Retraining my lease mare to be an eventer has been a number of crazy experiences. In September 2018 I decided it was time for yet another adventure. I printed and filled out the entry form for a small combined show (dressage & show jumping) about 45 minutes away from where my horse was stabled. We trained heavily for this show and together we became an unstoppable team. For the show jumping phase at least. I felt that we were ready to take on a couple of small courses, nothing intricate or scary. The biggest mountain that I now faced was dressage. Intro B, the test we were scheduled to do, is nothing overly complicated. A lovely introduction test if I do say so myself.
On the contrary, Diamond and I were not prepared for this phase one bit. I had spent all of my time getting ready for our two jumping classes that I had completed spaced the fact that we had a dressage test too complete as well. The night before this show, our first one together, I tried my hand at this simple dressage test. With Diamond though, you can’t master anything in a short amount of time. She’s an anxious wreck that came off the track as an unblossomed three-year-old. She sat in a pasture for a good six years before being leased out to me. I worked on bringing her back as a riding horse and eventer. This dressage test was one I had completed on well-seasoned school ponies. A green OTTB though? Never. Needless to say, I was screwed. We weren’t prepared for the two phases of this show due to my lack of organization when it came to training. I had messed up big time but still decided to go.
As expected, everything that could’ve possibly gone wrong went wrong. Our halts were non-existent; Diamond ran through my hands the entire time and any other dreadful thing you could possibly imagine.
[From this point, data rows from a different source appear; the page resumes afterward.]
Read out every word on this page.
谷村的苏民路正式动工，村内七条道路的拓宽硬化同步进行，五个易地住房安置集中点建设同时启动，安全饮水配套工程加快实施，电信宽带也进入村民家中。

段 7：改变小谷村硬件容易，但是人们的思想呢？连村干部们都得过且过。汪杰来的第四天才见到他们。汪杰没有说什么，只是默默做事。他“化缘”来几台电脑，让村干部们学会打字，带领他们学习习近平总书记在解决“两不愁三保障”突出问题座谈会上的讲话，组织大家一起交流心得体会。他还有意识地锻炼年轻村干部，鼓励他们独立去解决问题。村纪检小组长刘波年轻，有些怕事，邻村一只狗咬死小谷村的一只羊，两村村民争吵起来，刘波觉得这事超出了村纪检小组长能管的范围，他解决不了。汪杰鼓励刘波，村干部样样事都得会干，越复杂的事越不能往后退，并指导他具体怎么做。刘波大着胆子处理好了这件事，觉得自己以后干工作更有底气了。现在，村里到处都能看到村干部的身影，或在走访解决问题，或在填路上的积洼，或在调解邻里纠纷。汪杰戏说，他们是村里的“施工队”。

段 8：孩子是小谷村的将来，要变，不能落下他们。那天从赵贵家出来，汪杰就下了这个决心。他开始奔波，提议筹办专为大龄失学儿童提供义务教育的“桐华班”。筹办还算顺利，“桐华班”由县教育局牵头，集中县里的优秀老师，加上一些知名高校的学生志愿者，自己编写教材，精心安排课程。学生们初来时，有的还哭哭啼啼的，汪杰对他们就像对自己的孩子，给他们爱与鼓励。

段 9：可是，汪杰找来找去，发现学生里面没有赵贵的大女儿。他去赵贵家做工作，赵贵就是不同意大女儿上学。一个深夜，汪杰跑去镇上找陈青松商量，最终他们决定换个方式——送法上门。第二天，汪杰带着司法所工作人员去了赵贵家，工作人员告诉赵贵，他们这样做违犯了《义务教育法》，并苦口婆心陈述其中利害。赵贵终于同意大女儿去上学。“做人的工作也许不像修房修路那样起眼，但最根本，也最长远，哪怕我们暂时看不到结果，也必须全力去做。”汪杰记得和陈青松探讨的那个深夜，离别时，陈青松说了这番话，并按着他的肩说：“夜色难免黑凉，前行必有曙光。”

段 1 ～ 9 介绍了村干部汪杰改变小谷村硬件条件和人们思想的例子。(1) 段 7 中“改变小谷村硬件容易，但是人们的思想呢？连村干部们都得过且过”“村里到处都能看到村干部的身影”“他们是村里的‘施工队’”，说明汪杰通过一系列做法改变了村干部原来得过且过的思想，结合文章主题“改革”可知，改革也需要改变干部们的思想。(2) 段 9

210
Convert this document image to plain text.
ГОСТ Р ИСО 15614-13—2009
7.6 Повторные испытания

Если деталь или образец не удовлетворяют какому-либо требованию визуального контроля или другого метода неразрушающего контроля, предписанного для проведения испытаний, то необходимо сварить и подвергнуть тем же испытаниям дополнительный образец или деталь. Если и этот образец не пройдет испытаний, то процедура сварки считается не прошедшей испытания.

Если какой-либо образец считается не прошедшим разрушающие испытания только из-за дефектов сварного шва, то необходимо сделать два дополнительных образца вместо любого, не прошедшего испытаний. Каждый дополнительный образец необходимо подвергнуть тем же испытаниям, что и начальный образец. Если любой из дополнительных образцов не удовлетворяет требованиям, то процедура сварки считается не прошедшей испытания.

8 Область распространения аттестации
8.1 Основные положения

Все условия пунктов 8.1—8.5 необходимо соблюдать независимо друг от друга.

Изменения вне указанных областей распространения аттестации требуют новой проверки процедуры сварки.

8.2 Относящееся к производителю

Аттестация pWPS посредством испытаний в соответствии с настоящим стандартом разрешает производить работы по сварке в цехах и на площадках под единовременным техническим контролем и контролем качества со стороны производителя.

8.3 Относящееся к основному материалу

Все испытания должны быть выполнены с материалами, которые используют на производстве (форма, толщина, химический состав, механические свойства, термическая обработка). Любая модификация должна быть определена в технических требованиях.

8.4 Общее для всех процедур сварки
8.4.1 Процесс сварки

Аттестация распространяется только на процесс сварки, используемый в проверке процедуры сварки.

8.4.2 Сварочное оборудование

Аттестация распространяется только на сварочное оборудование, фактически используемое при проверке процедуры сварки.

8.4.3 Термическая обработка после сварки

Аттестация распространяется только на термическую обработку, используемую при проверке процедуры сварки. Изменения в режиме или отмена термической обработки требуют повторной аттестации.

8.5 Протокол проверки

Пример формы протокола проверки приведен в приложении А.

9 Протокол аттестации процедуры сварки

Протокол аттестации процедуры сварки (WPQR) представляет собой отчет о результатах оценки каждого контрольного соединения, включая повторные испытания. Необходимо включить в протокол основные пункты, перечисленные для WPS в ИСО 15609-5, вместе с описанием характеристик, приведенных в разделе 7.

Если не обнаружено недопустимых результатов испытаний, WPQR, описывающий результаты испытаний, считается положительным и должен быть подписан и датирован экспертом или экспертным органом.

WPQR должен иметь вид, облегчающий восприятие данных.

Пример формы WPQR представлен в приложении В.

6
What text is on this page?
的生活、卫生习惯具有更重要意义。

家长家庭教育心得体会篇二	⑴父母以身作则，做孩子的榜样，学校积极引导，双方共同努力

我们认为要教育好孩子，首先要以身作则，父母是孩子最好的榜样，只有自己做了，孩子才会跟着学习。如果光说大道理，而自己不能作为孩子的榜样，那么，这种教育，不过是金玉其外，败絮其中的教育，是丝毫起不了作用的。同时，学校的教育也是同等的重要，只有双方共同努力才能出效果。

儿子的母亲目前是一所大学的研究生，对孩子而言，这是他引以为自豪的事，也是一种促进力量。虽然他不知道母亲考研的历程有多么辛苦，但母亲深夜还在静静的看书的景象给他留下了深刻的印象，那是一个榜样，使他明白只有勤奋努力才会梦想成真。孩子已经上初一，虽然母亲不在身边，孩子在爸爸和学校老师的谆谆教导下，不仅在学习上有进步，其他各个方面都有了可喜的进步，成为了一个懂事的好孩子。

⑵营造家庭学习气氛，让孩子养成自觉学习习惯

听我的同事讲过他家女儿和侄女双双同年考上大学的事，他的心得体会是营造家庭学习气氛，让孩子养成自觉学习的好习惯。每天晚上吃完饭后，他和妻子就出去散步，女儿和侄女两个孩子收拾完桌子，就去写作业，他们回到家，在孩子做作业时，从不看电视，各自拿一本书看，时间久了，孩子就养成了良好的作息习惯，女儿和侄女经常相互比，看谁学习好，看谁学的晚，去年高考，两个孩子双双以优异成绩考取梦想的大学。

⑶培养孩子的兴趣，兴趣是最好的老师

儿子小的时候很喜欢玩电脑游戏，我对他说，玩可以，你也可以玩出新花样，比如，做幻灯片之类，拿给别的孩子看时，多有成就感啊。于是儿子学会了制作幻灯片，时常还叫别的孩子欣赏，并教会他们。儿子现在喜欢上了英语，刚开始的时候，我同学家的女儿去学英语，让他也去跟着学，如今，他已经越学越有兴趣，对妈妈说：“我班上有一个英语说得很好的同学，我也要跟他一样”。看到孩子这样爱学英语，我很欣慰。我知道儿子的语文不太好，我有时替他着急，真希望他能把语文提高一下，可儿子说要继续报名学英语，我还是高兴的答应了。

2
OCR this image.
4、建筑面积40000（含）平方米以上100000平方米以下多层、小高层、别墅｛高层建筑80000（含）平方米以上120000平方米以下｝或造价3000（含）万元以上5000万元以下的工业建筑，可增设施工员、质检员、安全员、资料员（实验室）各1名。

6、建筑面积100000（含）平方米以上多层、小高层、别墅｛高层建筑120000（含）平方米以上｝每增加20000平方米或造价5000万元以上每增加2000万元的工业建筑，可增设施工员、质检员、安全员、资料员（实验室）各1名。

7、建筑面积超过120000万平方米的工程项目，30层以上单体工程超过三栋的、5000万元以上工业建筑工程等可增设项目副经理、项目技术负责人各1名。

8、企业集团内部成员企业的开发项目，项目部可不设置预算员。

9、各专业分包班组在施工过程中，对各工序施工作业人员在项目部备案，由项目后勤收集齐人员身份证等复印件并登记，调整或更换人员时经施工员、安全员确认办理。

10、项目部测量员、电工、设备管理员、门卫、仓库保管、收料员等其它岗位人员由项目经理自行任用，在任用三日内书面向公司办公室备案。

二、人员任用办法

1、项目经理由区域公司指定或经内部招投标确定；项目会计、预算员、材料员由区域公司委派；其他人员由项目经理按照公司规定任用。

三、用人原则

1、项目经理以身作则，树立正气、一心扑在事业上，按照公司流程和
Although we placed third (out of five) and came home with a ribbon from that test, I made both Diamond and myself a promise. I would never, ever arrive at a show so tremendously unprepared.
The show jumping rounds we completed did show the undeniable effort we put into that phase though. Our first round brought home a third-place ribbon although our second round ended with a rail down and no placing. Overall, it was a fantastic first outing for my anxious mare and me. She held herself together quite well and really tried her best. That experience though taught me many valuable things about preparation. Don’t under prepare nor over prepare, no matter what you think is right: keep it balanced! After that show we did work heavily on our dressage, resulting in another show monstrosity for a different time.
However, the morale of the story is that your horses’ first show is bound to be an interesting experience no matter how qualified you think you are. Just make the best of it and take whatever you’re given. Horses are sensitive animals that are willing to work with us if we let them.
*Horses name has been changed for privacy reasons.